La vigne prospérait déjà dans la vallée du Rhône au début du quaternaire. La découverte de pépins sur des sites préhistoriques en apporte la preuve. Le destin viticole de cette région exceptionnelle est lié à l’installation de colonies grecques par les phocéens vers 600 ans avant J-C. Ils venaient d’Asie Mineure, de Phocée, une ville située à proximité de l’actuelle Izmir, en Turquie. La découverte d’amphores à Tain-l’Hermitage atteste un négoce du vin le long du couloir rhodanien. A Tricastin, il a été mis à jour une importante production d’amphores soulignant la vocation viticole de la région. De Pline l’Ancien au poète Martial, nombreux furent alors les auteurs latins à célébrer la Vienne vineuse, capitale des Allobroges. De Vienne, colonisée par Tibère, la vigne grâce à la Pax Romana, s’étendit ensuite à Lyon, ville préférée de Marc-Aurèle et au-delà.

Au XVIIIe siècle, première mention de Costes de Rhône

 baron Pierre Le Roy de Boiseaumarié

Le baron Pierre Le Roy de Boiseaumarié (1890-1967) fut le fondateur du Syndicat des vignerons des Côtes du Rhône en 1929 et en 1935, il contribua à la création de l’Institut national des appellations d’origine (AOC).

Au Moyen Âge, les papes d’Avignon (1309 à 1376) donnèrent aux vins du Rhône leur premier grand développement européen.
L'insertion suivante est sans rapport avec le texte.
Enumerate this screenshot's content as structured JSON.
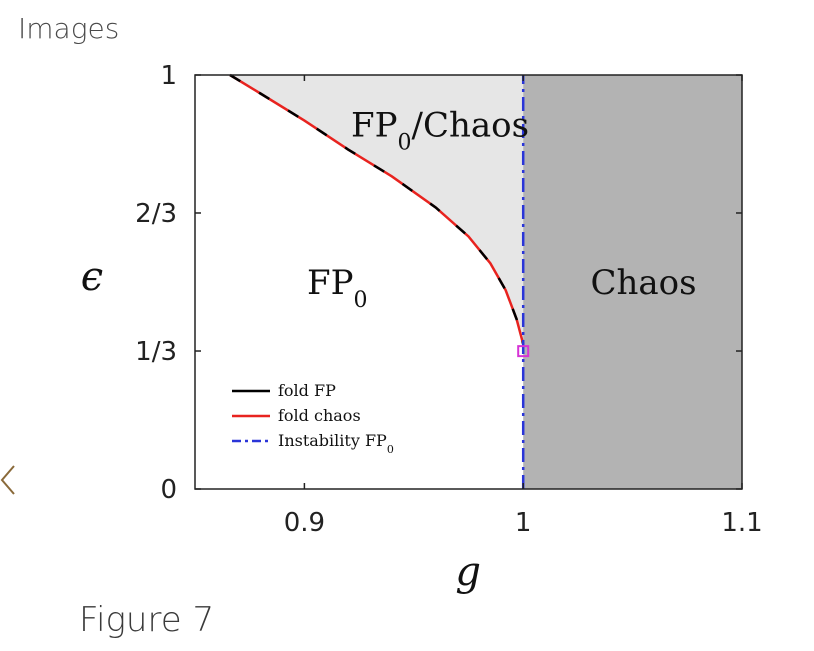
{
  "header": {
    "title": "Images"
  },
  "caption": "Figure 7",
  "nav": {
    "prev_icon": "chevron-left-icon",
    "color": "#8a6a3a"
  },
  "chart_data": {
    "type": "line",
    "xlabel": "g",
    "ylabel": "ϵ",
    "xlim": [
      0.85,
      1.1
    ],
    "ylim": [
      0,
      1
    ],
    "xticks": [
      {
        "value": 0.9,
        "label": "0.9"
      },
      {
        "value": 1.0,
        "label": "1"
      },
      {
        "value": 1.1,
        "label": "1.1"
      }
    ],
    "yticks": [
      {
        "value": 0,
        "label": "0"
      },
      {
        "value": 0.3333,
        "label": "1/3"
      },
      {
        "value": 0.6667,
        "label": "2/3"
      },
      {
        "value": 1,
        "label": "1"
      }
    ],
    "regions": [
      {
        "label_main": "FP",
        "label_sub": "0",
        "label_rest": "",
        "x": 0.915,
        "y": 0.5
      },
      {
        "label_main": "FP",
        "label_sub": "0",
        "label_rest": "/Chaos",
        "x": 0.962,
        "y": 0.88
      },
      {
        "label_main": "Chaos",
        "label_sub": "",
        "label_rest": "",
        "x": 1.055,
        "y": 0.5
      }
    ],
    "fill_colors": {
      "fp0_chaos": "#e6e6e6",
      "chaos": "#b3b3b3"
    },
    "series": [
      {
        "name": "fold FP",
        "color": "#000000",
        "x": [
          0.866,
          0.88,
          0.9,
          0.92,
          0.94,
          0.96,
          0.975,
          0.985,
          0.992,
          0.997,
          1.0
        ],
        "y": [
          1.0,
          0.955,
          0.89,
          0.82,
          0.755,
          0.68,
          0.61,
          0.545,
          0.48,
          0.41,
          0.35
        ]
      },
      {
        "name": "fold chaos",
        "color": "#e8231f",
        "x": [
          0.866,
          0.88,
          0.9,
          0.92,
          0.94,
          0.96,
          0.975,
          0.985,
          0.992,
          0.997,
          1.0
        ],
        "y": [
          1.0,
          0.955,
          0.89,
          0.82,
          0.755,
          0.68,
          0.61,
          0.545,
          0.48,
          0.41,
          0.35
        ]
      },
      {
        "name": "Instability FP",
        "name_sub": "0",
        "color": "#2a35d8",
        "x": [
          1.0,
          1.0
        ],
        "y": [
          0.0,
          1.0
        ]
      }
    ],
    "marker": {
      "x": 1.0,
      "y": 0.333,
      "color": "#d633d6",
      "shape": "square"
    },
    "legend_position": "bottom-left",
    "grid": false
  }
}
En 1573, Nicolas de Nicolaÿ dénombra soixante-dix-sept paroisses vineuses établies le long du Rhône. Mais il fallut attendre 1731 pour que le nom Costes de Rhône apparaisse dans un arrêt royal précisant les conditions de récoltes, de vinification, de mise en fûts et d’emballage des vins de la commune de Roquemaure (Gard). C’était, en quelque sorte avant la lettre, le premier système d’appellation.
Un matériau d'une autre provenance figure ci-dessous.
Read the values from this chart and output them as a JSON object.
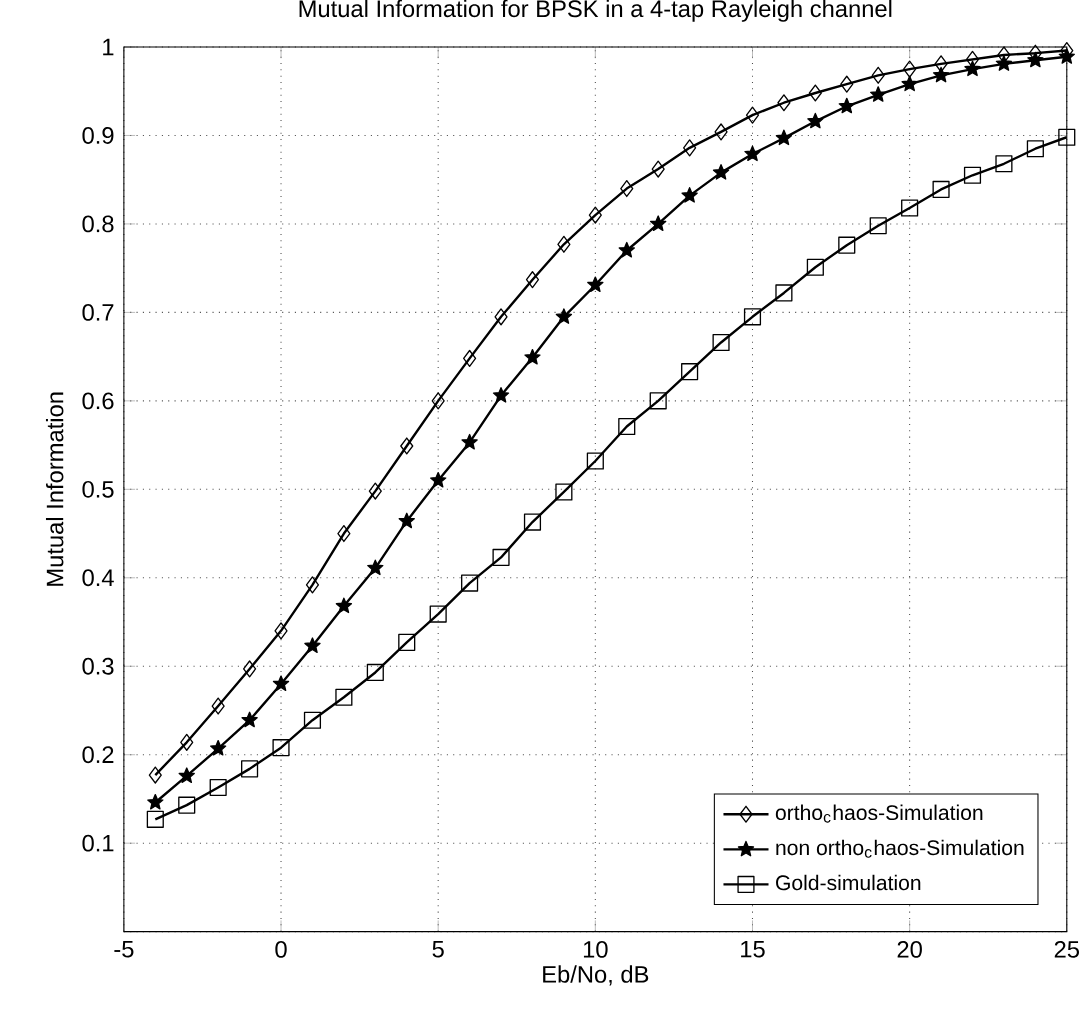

Premier terroir à être classé en AOC

Au XIXe siècle, la région innova encore en individualisant chaque bouteille par une étiquette. Si le phylloxera porta un coup terrible au vignoble, les Côtes du Rhône s’en trouvèrent renforcées, prêtes à affronter les problèmes de la qualité. Un nom est intimement lié à cette lutte, celui du baron Le Roy de Boiseaumarié qui fut le principal artisan en France des lois sur les appellations d’origine. Il les appliqua à sa région et, dès 1937, les Côtes du Rhône furent le premier terroir à être classé en AOC.
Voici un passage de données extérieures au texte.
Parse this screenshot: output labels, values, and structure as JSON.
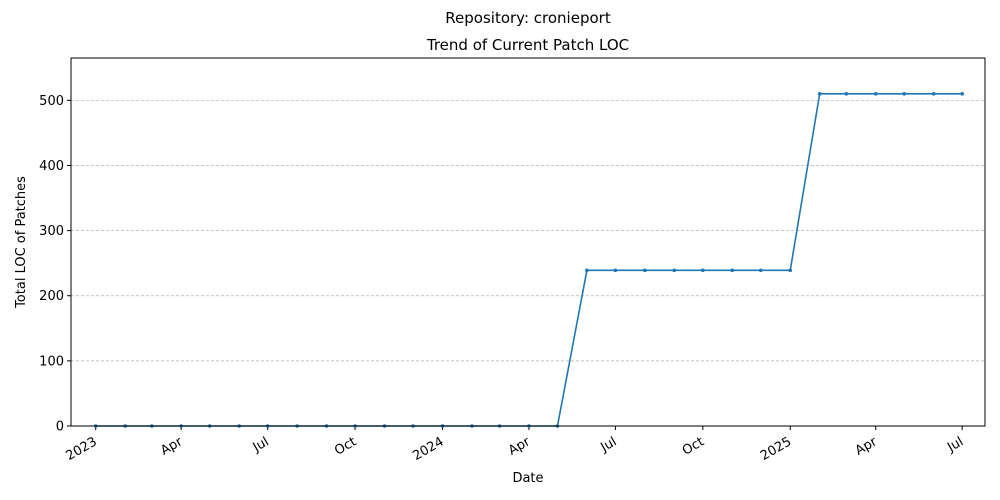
{
  "chart_data": {
    "type": "line",
    "title": "Repository: cronieport",
    "subtitle": "Trend of Current Patch LOC",
    "xlabel": "Date",
    "ylabel": "Total LOC of Patches",
    "ylim": [
      0,
      565
    ],
    "xlim": [
      "2022-12-06",
      "2025-07-25"
    ],
    "grid": "horizontal-dashed",
    "line_color": "#1f77b4",
    "y_ticks": [
      0,
      100,
      200,
      300,
      400,
      500
    ],
    "x_ticks": [
      {
        "date": "2023-01-01",
        "label": "2023"
      },
      {
        "date": "2023-04-01",
        "label": "Apr"
      },
      {
        "date": "2023-07-01",
        "label": "Jul"
      },
      {
        "date": "2023-10-01",
        "label": "Oct"
      },
      {
        "date": "2024-01-01",
        "label": "2024"
      },
      {
        "date": "2024-04-01",
        "label": "Apr"
      },
      {
        "date": "2024-07-01",
        "label": "Jul"
      },
      {
        "date": "2024-10-01",
        "label": "Oct"
      },
      {
        "date": "2025-01-01",
        "label": "2025"
      },
      {
        "date": "2025-04-01",
        "label": "Apr"
      },
      {
        "date": "2025-07-01",
        "label": "Jul"
      }
    ],
    "x": [
      "2023-01-01",
      "2023-02-01",
      "2023-03-01",
      "2023-04-01",
      "2023-05-01",
      "2023-06-01",
      "2023-07-01",
      "2023-08-01",
      "2023-09-01",
      "2023-10-01",
      "2023-11-01",
      "2023-12-01",
      "2024-01-01",
      "2024-02-01",
      "2024-03-01",
      "2024-04-01",
      "2024-05-01",
      "2024-06-01",
      "2024-07-01",
      "2024-08-01",
      "2024-09-01",
      "2024-10-01",
      "2024-11-01",
      "2024-12-01",
      "2025-01-01",
      "2025-02-01",
      "2025-03-01",
      "2025-04-01",
      "2025-05-01",
      "2025-06-01",
      "2025-07-01"
    ],
    "values": [
      0,
      0,
      0,
      0,
      0,
      0,
      0,
      0,
      0,
      0,
      0,
      0,
      0,
      0,
      0,
      0,
      0,
      239,
      239,
      239,
      239,
      239,
      239,
      239,
      239,
      510,
      510,
      510,
      510,
      510,
      510
    ]
  }
}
Deux vignobles qui s’opposent

Aujourd’hui encore, tout oppose les deux secteurs. Si la partie septentrionale s’appuie sur le prestige de ses huit crus et l’homogénéité de son vignoble, la partie méridionale a pour elle de fournir le gros de la production en Côtes du Rhône et en Côtes du Rhône-Villages ainsi qu’une myriade de vins souvent excellents, mais sans grande unité. En quelques années, la qualité s’est considérablement améliorée, aidée par une réglementation qui incite les vignerons à sortir de l’ornière des vins ordinaires.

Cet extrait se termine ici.